I search the skies in vain for signs of the Pleiades and Perseus, which will give me the bearings necessary to locate what we've come here to see, but the sky is whitish gray, not a single cloud, just the hazy dispersion of unpolarized light on small water droplets, impossible and imperturbable. "Come, let's walk a bit", says my friend, as there is not much else left to do now, for the silence and the loneliness creeps up on you and engulfs you if you stay still for too long, despite the traces of ancient human presence in the faint smell of dying embers of an abandoned, unseen fire that reaches us sporadically in whiffs, or maybe, even, precisely because of this.
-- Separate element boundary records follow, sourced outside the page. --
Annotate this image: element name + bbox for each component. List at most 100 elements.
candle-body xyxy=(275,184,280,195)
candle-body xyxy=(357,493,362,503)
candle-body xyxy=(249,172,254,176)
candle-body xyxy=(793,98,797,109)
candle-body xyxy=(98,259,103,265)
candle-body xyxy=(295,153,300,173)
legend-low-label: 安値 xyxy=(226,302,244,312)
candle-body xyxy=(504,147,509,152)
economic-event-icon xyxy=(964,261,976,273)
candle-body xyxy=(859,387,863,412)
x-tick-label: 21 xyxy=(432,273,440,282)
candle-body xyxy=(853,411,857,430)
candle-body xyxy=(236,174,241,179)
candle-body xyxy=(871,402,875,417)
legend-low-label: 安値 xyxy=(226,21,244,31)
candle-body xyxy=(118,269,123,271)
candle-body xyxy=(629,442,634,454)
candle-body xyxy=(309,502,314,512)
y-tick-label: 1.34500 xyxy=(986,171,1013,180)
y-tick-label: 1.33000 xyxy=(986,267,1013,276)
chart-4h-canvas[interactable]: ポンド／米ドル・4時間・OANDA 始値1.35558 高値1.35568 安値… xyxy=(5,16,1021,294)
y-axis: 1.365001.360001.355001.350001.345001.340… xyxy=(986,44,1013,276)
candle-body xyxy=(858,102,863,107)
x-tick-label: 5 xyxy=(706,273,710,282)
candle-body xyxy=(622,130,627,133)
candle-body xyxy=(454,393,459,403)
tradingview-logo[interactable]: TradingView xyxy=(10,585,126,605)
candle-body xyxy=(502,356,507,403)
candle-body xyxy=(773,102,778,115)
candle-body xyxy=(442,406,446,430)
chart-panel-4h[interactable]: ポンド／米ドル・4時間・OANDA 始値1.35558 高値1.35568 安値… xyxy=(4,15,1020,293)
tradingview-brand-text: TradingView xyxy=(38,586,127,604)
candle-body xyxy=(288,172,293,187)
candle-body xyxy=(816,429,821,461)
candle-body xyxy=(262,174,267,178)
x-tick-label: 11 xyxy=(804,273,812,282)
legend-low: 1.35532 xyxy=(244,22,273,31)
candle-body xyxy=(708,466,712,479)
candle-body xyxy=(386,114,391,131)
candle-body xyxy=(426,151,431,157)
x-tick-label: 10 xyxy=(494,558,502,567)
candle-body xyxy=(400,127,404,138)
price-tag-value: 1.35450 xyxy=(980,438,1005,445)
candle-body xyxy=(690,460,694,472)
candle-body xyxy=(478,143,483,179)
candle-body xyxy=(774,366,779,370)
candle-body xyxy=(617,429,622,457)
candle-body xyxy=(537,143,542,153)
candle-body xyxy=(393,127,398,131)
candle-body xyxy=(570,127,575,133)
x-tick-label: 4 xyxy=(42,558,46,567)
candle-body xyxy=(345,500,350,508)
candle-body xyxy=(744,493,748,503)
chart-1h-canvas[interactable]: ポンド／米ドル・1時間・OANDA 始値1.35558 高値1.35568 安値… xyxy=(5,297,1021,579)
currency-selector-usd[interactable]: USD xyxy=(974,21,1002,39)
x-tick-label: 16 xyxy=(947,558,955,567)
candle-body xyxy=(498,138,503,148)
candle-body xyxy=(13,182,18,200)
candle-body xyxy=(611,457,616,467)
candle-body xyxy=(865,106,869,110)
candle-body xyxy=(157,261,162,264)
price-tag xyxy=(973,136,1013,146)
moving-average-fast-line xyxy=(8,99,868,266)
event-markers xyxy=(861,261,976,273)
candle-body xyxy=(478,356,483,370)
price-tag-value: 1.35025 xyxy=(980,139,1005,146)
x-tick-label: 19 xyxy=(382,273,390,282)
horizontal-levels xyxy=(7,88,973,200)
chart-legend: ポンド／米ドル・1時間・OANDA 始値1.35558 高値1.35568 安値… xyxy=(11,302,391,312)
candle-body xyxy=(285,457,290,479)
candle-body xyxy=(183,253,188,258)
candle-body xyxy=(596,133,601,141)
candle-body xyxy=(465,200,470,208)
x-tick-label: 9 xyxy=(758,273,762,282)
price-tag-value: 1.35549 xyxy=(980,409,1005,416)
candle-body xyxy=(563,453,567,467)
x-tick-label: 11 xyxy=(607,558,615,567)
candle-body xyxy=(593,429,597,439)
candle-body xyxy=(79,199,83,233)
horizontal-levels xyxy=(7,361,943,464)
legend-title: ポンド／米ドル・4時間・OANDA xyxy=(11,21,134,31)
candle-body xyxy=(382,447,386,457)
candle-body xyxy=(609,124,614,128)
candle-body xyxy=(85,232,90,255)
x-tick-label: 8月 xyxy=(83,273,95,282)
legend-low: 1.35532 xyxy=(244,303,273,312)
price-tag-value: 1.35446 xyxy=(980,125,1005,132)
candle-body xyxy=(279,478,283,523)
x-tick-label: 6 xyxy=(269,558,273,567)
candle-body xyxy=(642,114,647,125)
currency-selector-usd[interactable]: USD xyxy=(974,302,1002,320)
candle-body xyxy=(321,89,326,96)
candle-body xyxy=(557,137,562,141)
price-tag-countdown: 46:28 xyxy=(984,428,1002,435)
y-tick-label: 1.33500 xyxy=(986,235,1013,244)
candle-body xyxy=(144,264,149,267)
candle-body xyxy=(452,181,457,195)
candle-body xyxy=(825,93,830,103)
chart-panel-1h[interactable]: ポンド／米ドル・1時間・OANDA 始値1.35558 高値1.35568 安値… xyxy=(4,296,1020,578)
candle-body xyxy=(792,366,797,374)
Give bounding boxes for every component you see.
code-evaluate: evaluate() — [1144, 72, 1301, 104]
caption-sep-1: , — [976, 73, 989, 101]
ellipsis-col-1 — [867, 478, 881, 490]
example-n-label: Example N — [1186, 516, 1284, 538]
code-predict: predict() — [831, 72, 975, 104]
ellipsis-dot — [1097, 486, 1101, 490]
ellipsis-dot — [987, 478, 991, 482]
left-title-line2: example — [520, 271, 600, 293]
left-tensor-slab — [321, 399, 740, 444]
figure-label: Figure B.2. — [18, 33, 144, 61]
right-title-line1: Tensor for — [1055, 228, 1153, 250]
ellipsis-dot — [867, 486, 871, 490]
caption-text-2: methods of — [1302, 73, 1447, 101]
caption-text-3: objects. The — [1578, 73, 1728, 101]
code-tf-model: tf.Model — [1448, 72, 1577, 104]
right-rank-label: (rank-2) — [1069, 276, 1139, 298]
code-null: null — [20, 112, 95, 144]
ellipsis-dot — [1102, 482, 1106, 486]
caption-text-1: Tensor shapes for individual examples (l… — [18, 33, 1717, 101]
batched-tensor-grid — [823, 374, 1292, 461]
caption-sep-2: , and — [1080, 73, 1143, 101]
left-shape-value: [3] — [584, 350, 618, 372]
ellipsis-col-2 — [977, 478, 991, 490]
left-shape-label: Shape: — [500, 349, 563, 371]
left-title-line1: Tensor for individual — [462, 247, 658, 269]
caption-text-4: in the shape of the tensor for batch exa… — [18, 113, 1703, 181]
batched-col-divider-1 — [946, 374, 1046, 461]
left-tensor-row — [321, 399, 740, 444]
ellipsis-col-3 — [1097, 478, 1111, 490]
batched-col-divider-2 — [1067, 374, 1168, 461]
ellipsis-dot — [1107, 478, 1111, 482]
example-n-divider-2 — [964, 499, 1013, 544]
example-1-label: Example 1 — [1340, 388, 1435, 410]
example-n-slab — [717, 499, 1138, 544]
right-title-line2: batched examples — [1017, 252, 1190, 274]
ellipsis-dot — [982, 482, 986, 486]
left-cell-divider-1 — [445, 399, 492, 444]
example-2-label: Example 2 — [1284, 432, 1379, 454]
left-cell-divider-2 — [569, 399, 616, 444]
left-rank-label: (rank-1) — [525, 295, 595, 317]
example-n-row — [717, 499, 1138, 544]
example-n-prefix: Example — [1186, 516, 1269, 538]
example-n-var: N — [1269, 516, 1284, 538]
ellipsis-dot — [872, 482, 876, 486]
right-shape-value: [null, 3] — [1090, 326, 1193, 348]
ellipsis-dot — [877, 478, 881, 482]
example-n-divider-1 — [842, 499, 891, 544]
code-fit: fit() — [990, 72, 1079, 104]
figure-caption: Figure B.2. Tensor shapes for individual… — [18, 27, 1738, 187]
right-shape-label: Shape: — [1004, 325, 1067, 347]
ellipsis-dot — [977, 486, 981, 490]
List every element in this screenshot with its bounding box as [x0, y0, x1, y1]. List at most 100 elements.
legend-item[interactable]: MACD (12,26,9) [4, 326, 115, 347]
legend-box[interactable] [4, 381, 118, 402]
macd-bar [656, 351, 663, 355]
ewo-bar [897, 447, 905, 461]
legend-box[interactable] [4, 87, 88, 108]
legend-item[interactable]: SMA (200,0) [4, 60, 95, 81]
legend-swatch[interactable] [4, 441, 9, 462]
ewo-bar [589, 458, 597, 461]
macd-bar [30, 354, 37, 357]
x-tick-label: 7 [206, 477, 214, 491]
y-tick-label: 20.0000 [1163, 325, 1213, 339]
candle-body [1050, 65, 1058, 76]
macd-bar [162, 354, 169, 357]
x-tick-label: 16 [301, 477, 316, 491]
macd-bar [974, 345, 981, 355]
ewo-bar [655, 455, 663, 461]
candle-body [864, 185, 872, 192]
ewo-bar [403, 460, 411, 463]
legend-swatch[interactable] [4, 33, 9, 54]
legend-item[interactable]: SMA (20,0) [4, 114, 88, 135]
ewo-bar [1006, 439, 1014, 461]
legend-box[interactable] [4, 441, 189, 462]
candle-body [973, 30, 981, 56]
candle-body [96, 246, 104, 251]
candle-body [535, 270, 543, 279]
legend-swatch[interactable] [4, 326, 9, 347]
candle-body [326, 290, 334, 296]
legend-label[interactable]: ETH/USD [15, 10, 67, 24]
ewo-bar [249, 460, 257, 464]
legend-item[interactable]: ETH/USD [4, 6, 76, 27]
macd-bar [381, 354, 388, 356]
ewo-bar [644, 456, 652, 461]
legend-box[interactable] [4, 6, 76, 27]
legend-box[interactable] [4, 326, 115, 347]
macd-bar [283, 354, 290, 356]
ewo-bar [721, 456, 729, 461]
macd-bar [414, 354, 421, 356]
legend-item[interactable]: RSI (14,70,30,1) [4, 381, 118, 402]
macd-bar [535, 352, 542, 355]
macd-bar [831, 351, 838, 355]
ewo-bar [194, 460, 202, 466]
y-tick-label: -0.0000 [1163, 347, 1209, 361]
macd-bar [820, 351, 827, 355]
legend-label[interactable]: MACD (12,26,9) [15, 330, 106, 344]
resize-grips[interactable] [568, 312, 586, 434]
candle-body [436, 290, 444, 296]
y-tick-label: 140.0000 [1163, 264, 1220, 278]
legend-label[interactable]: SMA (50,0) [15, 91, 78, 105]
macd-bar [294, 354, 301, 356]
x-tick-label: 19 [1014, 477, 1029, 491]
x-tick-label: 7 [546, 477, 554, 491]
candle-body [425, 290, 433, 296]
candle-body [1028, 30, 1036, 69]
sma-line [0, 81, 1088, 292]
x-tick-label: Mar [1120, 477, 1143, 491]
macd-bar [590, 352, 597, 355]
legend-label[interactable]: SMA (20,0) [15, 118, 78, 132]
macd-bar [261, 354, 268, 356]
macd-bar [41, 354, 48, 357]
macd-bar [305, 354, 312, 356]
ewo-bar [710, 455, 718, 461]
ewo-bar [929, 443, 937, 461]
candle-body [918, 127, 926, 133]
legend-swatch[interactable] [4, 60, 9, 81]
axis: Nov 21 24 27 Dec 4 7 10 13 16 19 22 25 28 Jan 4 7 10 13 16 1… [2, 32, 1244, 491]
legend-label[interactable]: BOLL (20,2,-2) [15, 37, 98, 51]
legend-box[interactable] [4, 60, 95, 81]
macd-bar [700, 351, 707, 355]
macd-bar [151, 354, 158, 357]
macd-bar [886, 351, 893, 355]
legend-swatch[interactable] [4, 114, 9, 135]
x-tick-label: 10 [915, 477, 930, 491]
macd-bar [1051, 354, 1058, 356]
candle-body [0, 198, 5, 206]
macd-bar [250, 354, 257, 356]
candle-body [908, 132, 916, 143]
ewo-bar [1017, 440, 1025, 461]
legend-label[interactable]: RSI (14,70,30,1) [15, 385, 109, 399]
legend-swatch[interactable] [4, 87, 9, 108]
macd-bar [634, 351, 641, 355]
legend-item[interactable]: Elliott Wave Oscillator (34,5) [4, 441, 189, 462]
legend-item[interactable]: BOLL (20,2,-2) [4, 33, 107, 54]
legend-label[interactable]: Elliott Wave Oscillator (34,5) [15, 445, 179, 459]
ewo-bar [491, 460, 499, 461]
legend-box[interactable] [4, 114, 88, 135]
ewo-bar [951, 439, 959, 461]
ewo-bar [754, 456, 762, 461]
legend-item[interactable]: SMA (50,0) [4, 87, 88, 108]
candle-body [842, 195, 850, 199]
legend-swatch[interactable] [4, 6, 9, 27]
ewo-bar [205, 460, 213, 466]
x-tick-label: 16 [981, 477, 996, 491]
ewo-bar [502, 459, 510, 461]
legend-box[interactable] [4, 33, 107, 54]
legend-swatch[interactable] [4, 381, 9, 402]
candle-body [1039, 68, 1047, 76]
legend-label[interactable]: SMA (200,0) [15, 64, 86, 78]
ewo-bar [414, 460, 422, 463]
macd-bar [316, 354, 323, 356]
And it is then, that I see them. At every step, the sand sparkles silver under my weight, illuminated, just like those kids' sneakers that light up red when the child runs. Tiny crystals big as sand grains remain momentarily glowing under my footsteps, and after I play and dance delightedly for a bit in the moist fluorescent sand this friend chuckles and says "It is fun, walking behind you, because you leave these little shiny trails...".
And I approach the water again, and swirl the waves with my foot, and see that they too, leave a little lighted imprint of my movement, and the disappointment at the impenetrable sight of the night-sky and its absent stars vanishes immediately. "It must be some kind of algae", he, the Biologist, reflects.
But I smile to myself and think, no, it is here where they are, what we had come to see. The Perseids, the shooting stars debris of Comet Swift-Tuttle, tumbling across the sky every summer, for years and years and years every single August throughout the eons, end up here on this beach. We were just looking in the wrong direction.